STAC Browser allows to consult catalogs on a rich web interface, but we also rely on two great libraries for programmatic access in our Python-based data pipelines and analytics workloads:

PySTAC Client: allows querying the catalog with standardized Python objects and methods.
odc-stac: turns STAC Items retrieved through PySTAC Client into Xarray objects, performing raster operations like cropping, mosaicking, resampling, and reprojection.

With a few lines of code, it is possible to go from a STAC endpoint to multi-dimensional arrays tailored for analytics, saving valuable time for Data Engineers and Scientists.

Biodiversity intactness analysis with odc-stac. It allows to read Assets and perform chunked processing over large rasters with few lines of code. Learn more on its Example Notebooks.

Conclusion and next steps

Our STAC Data Catalog currently contains over 25 Collections, that aggregate 50+ data layers. Those are just a subset of the 70+ that are currently used in the risk assessments feature we recently revamped for VIDA Workspace users, not including several others we make available depending on use cases and needs.
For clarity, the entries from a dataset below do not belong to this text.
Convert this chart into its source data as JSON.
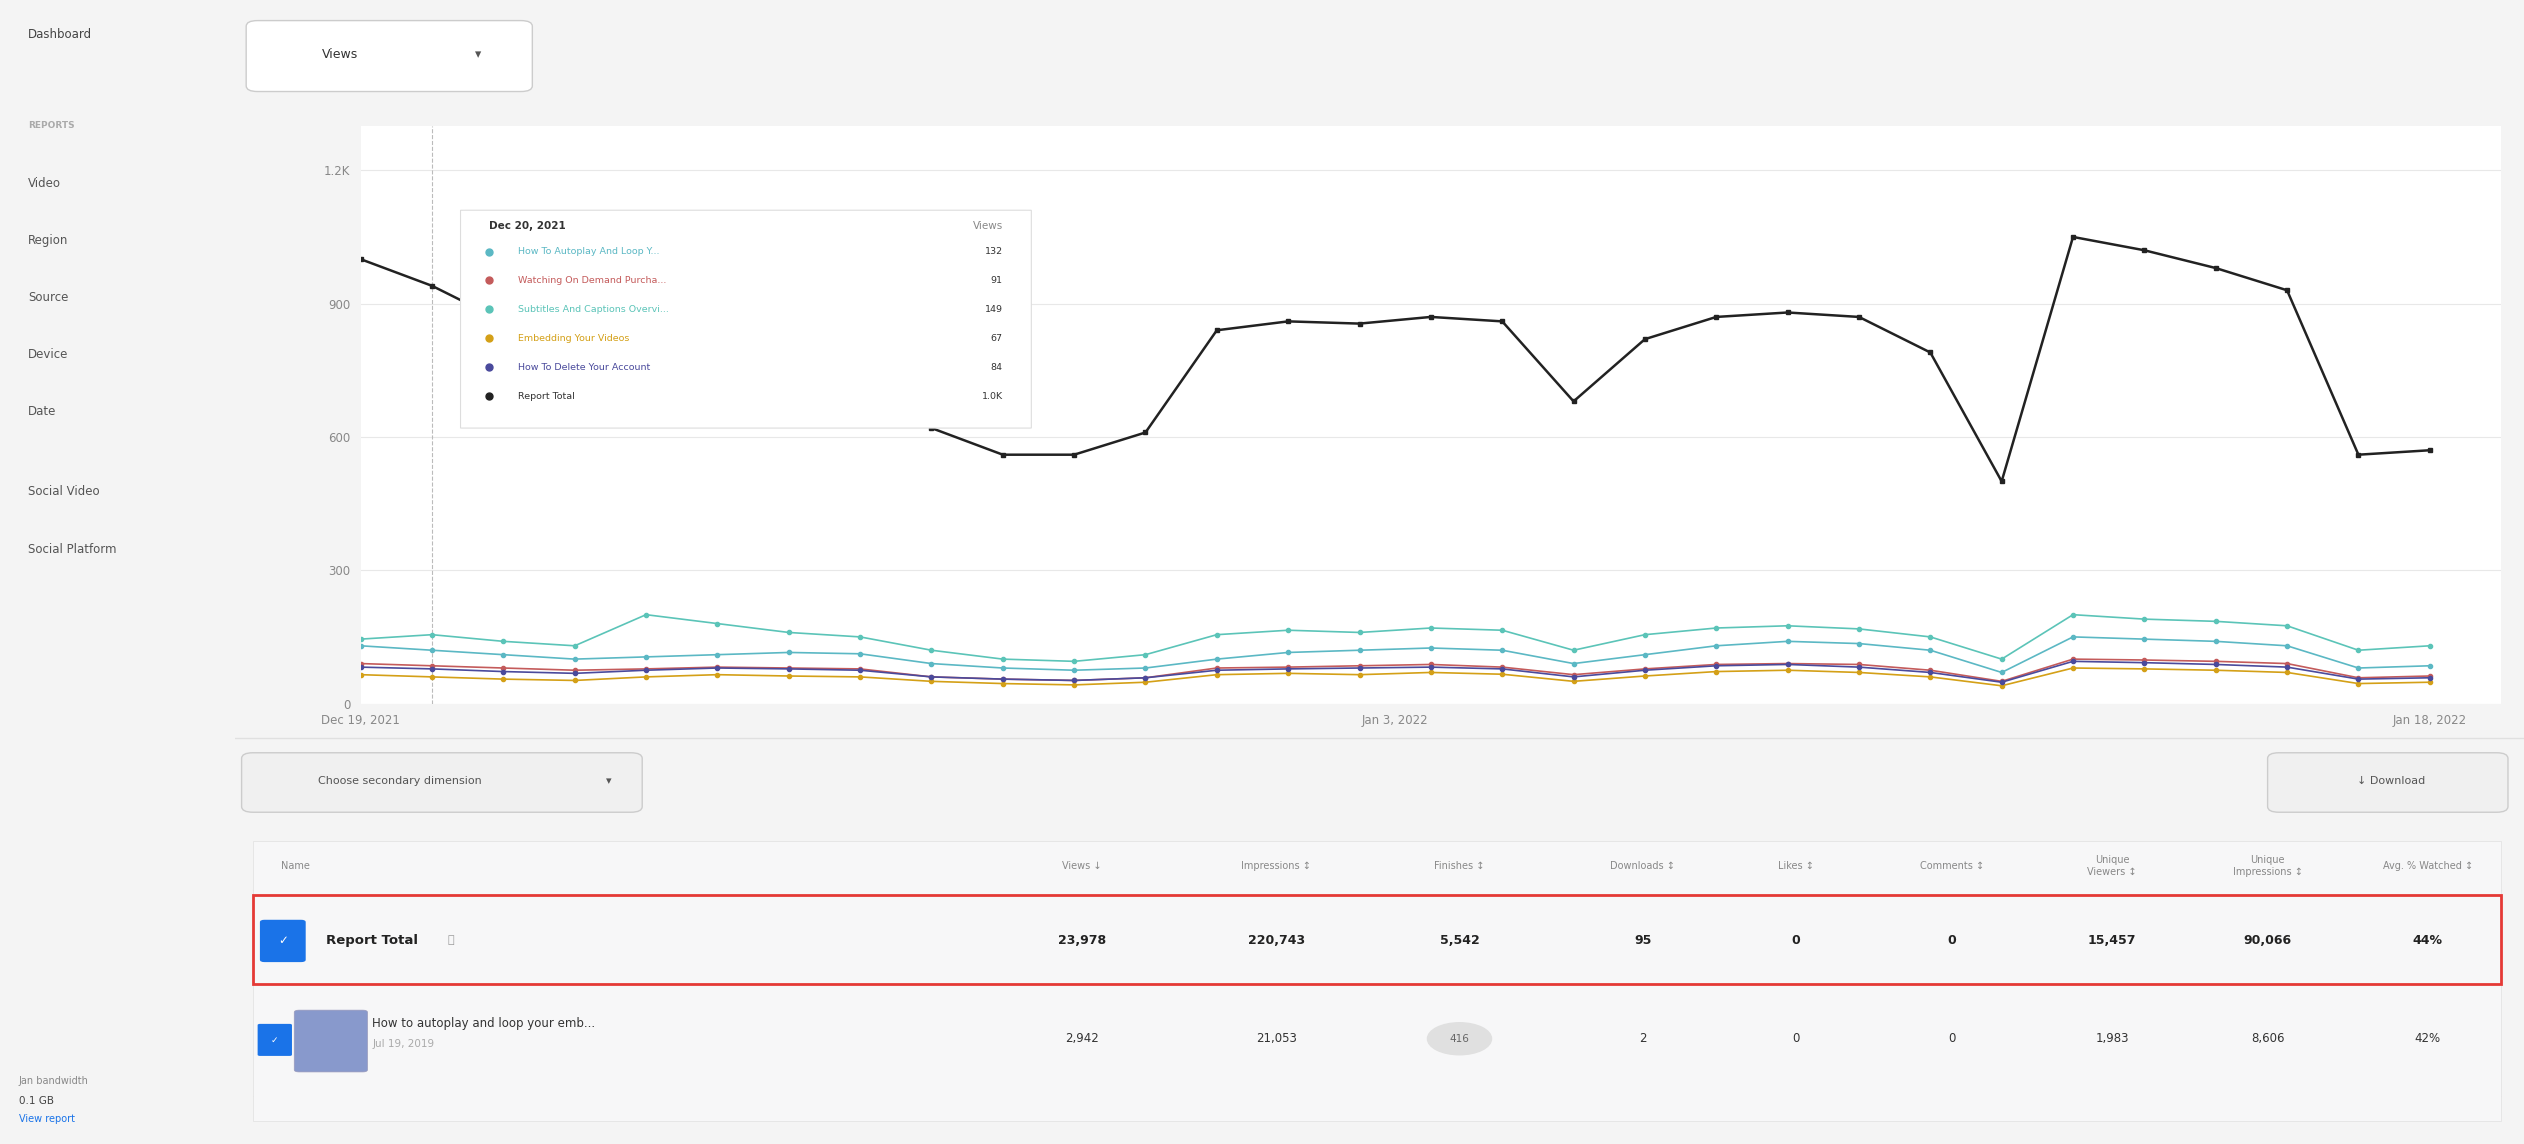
{
  "bg_color": "#f4f4f4",
  "sidebar_items": [
    "Dashboard",
    "REPORTS",
    "Video",
    "Region",
    "Source",
    "Device",
    "Date",
    "Social Video",
    "Social Platform"
  ],
  "views_dropdown": "Views",
  "y_ticks_labels": [
    "0",
    "300",
    "600",
    "900",
    "1.2K"
  ],
  "y_tick_values": [
    0,
    300,
    600,
    900,
    1200
  ],
  "x_labels": [
    "Dec 19, 2021",
    "Jan 3, 2022",
    "Jan 18, 2022"
  ],
  "line_colors": {
    "autoplay": "#5bb8c4",
    "watching": "#c45b5b",
    "subtitles": "#5bc4b8",
    "embedding": "#d4a017",
    "delete": "#4a4a9c",
    "report_total": "#222222"
  },
  "tooltip_date": "Dec 20, 2021",
  "tooltip_col": "Views",
  "tooltip_items": [
    {
      "label": "How To Autoplay And Loop Y...",
      "color": "#5bb8c4",
      "value": "132"
    },
    {
      "label": "Watching On Demand Purcha...",
      "color": "#c45b5b",
      "value": "91"
    },
    {
      "label": "Subtitles And Captions Overvi...",
      "color": "#5bc4b8",
      "value": "149"
    },
    {
      "label": "Embedding Your Videos",
      "color": "#d4a017",
      "value": "67"
    },
    {
      "label": "How To Delete Your Account",
      "color": "#4a4a9c",
      "value": "84"
    },
    {
      "label": "Report Total",
      "color": "#222222",
      "value": "1.0K"
    }
  ],
  "table_headers": [
    "Name",
    "Views ↓",
    "Impressions ↕",
    "Finishes ↕",
    "Downloads ↕",
    "Likes ↕",
    "Comments ↕",
    "Unique\nViewers ↕",
    "Unique\nImpressions ↕",
    "Avg. % Watched ↕"
  ],
  "report_total_row": [
    "Report Total",
    "23,978",
    "220,743",
    "5,542",
    "95",
    "0",
    "0",
    "15,457",
    "90,066",
    "44%"
  ],
  "second_row_name": "How to autoplay and loop your emb...",
  "second_row_date": "Jul 19, 2019",
  "second_row_values": [
    "2,942",
    "21,053",
    "416",
    "2",
    "0",
    "0",
    "1,983",
    "8,606",
    "42%"
  ],
  "jan_bandwidth": "0.1 GB",
  "bottom_left": "Jan bandwidth",
  "view_report": "View report",
  "arrow_color": "#e03030",
  "choose_dim_btn": "Choose secondary dimension",
  "download_btn": "↓ Download"
}
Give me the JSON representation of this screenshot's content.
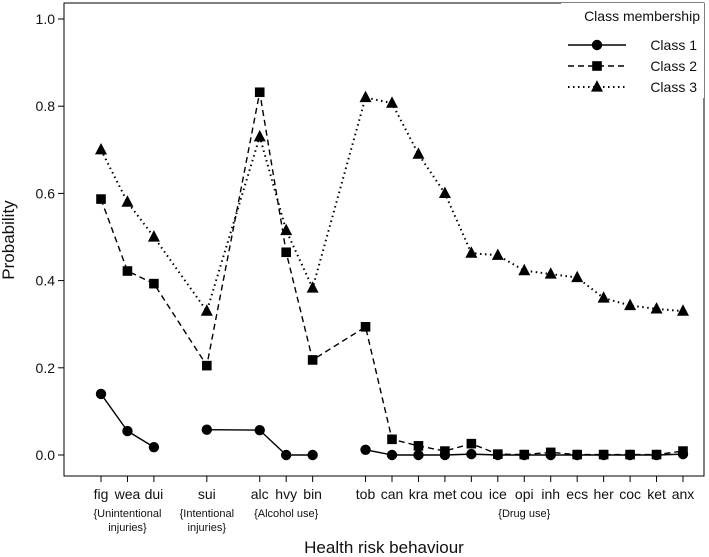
{
  "chart_data": {
    "type": "line",
    "xlabel": "Health risk behaviour",
    "ylabel": "Probability",
    "ylim": [
      0,
      1.0
    ],
    "yticks": [
      "0.0",
      "0.2",
      "0.4",
      "0.6",
      "0.8",
      "1.0"
    ],
    "grid": false,
    "legend": {
      "title": "Class membership",
      "placement": "top-right"
    },
    "categories": [
      {
        "label": "fig",
        "x": 1
      },
      {
        "label": "wea",
        "x": 2
      },
      {
        "label": "dui",
        "x": 3
      },
      {
        "label": "sui",
        "x": 5
      },
      {
        "label": "alc",
        "x": 7
      },
      {
        "label": "hvy",
        "x": 8
      },
      {
        "label": "bin",
        "x": 9
      },
      {
        "label": "tob",
        "x": 11
      },
      {
        "label": "can",
        "x": 12
      },
      {
        "label": "kra",
        "x": 13
      },
      {
        "label": "met",
        "x": 14
      },
      {
        "label": "cou",
        "x": 15
      },
      {
        "label": "ice",
        "x": 16
      },
      {
        "label": "opi",
        "x": 17
      },
      {
        "label": "inh",
        "x": 18
      },
      {
        "label": "ecs",
        "x": 19
      },
      {
        "label": "her",
        "x": 20
      },
      {
        "label": "coc",
        "x": 21
      },
      {
        "label": "ket",
        "x": 22
      },
      {
        "label": "anx",
        "x": 23
      }
    ],
    "groups": [
      {
        "lines": [
          "{Unintentional",
          "injuries}"
        ],
        "x": 2
      },
      {
        "lines": [
          "{Intentional",
          "injuries}"
        ],
        "x": 5
      },
      {
        "lines": [
          "{Alcohol use}"
        ],
        "x": 8
      },
      {
        "lines": [
          "{Drug use}"
        ],
        "x": 17
      }
    ],
    "series": [
      {
        "name": "Class 1",
        "marker": "circle",
        "dash": "solid",
        "segments": [
          [
            0.14,
            0.055,
            0.018
          ],
          [
            0.058,
            0.057,
            0.0,
            0.0
          ],
          [
            0.012,
            0.0,
            0.0,
            0.0,
            0.002,
            0.0,
            0.0,
            0.0,
            0.0,
            0.0,
            0.0,
            0.0,
            0.002
          ]
        ]
      },
      {
        "name": "Class 2",
        "marker": "square",
        "dash": "dashed",
        "segments": [
          [
            0.587,
            0.422,
            0.393,
            0.205,
            0.832,
            0.465,
            0.218,
            0.294,
            0.036,
            0.021,
            0.009,
            0.026,
            0.002,
            0.001,
            0.006,
            0.001,
            0.001,
            0.001,
            0.001,
            0.009
          ]
        ]
      },
      {
        "name": "Class 3",
        "marker": "triangle",
        "dash": "dotted",
        "segments": [
          [
            0.7,
            0.58,
            0.5,
            0.33,
            0.73,
            0.515,
            0.383,
            0.82,
            0.807,
            0.69,
            0.6,
            0.463,
            0.458,
            0.423,
            0.415,
            0.407,
            0.36,
            0.343,
            0.335,
            0.33
          ]
        ]
      }
    ]
  }
}
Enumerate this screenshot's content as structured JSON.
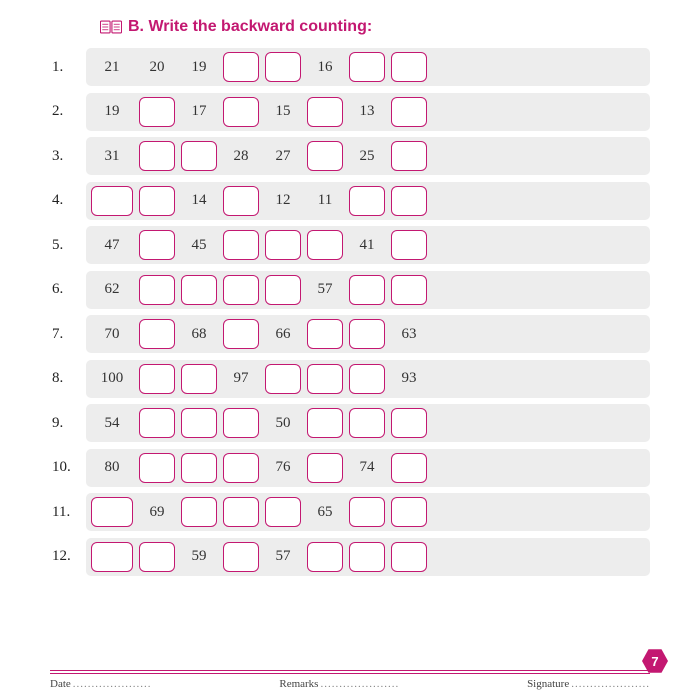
{
  "colors": {
    "accent": "#c31871",
    "row_bg": "#ededed",
    "blank_border": "#c31871",
    "text": "#333333"
  },
  "title": "B. Write the backward counting:",
  "page_number": "7",
  "footer": {
    "date_label": "Date",
    "remarks_label": "Remarks",
    "signature_label": "Signature",
    "dots": "....................."
  },
  "rows": [
    {
      "n": "1.",
      "cells": [
        "21",
        "20",
        "19",
        "",
        "",
        "16",
        "",
        ""
      ]
    },
    {
      "n": "2.",
      "cells": [
        "19",
        "",
        "17",
        "",
        "15",
        "",
        "13",
        ""
      ]
    },
    {
      "n": "3.",
      "cells": [
        "31",
        "",
        "",
        "28",
        "27",
        "",
        "25",
        ""
      ]
    },
    {
      "n": "4.",
      "cells": [
        "",
        "",
        "14",
        "",
        "12",
        "11",
        "",
        ""
      ]
    },
    {
      "n": "5.",
      "cells": [
        "47",
        "",
        "45",
        "",
        "",
        "",
        "41",
        ""
      ]
    },
    {
      "n": "6.",
      "cells": [
        "62",
        "",
        "",
        "",
        "",
        "57",
        "",
        ""
      ]
    },
    {
      "n": "7.",
      "cells": [
        "70",
        "",
        "68",
        "",
        "66",
        "",
        "",
        "63"
      ]
    },
    {
      "n": "8.",
      "cells": [
        "100",
        "",
        "",
        "97",
        "",
        "",
        "",
        "93"
      ]
    },
    {
      "n": "9.",
      "cells": [
        "54",
        "",
        "",
        "",
        "50",
        "",
        "",
        ""
      ]
    },
    {
      "n": "10.",
      "cells": [
        "80",
        "",
        "",
        "",
        "76",
        "",
        "74",
        ""
      ]
    },
    {
      "n": "11.",
      "cells": [
        "",
        "69",
        "",
        "",
        "",
        "65",
        "",
        ""
      ]
    },
    {
      "n": "12.",
      "cells": [
        "",
        "",
        "59",
        "",
        "57",
        "",
        "",
        ""
      ]
    }
  ]
}
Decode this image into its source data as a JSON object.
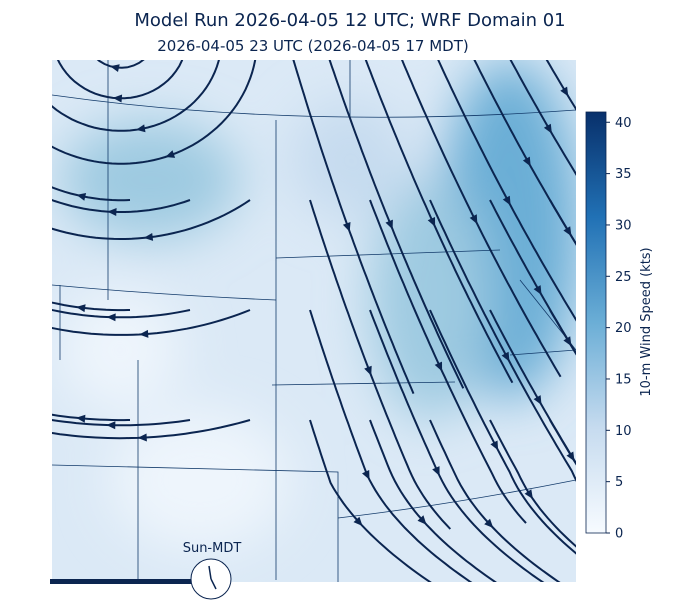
{
  "title": "Model Run 2026-04-05 12 UTC; WRF Domain 01",
  "subtitle": "2026-04-05 23 UTC  (2026-04-05 17 MDT)",
  "colorbar": {
    "label": "10-m Wind Speed (kts)",
    "lim": [
      0,
      41
    ],
    "ticks": [
      0,
      5,
      10,
      15,
      20,
      25,
      30,
      35,
      40
    ]
  },
  "clock": {
    "label": "Sun-MDT"
  }
}
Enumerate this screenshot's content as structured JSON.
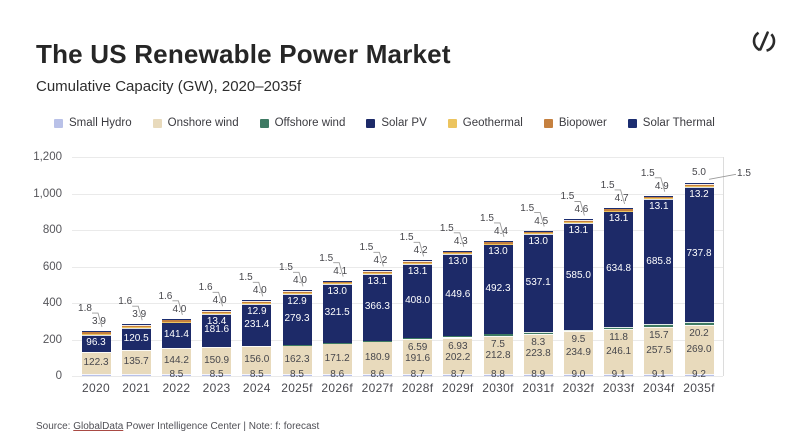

We are currently working on increasing the number of available Collections and improving metadata quality in terms of thumbnails, descriptions and summaries.

Another significant enhancement to our geospatial backend is the adoption of TiTiler-PgSTAC as our default raster tiler, in alignment with Development Seed’s eoAPI reference project. It will support dynamic tiling for single STAC Items or mosaics derived from Collections or any STAC Item search, eliminating the need for MosaicJSON documents and related custom properties. Additionally, it will offer built-in statistics endpoints that will simplify many of our data analysis workflows.

While the catalog is currently accessed only internally, we plan to expose part of our STAC metadata through the VIDA platform according to authentication and authorization policies that will ensure controlled access to our users based on their subscription plan.

Finally, we want to acknowledge and recognize the amazing work carried out by the STAC Community, and all the organizations and developers that make Cloud-Native Geospatial technologies a reality. They have helped immensely with specifications and tooling we leverage every day, helping VIDA in its mission to use geospatial data for good and to have the most impact on infrastructure risk assessments, ESG targets and sustainability initiatives.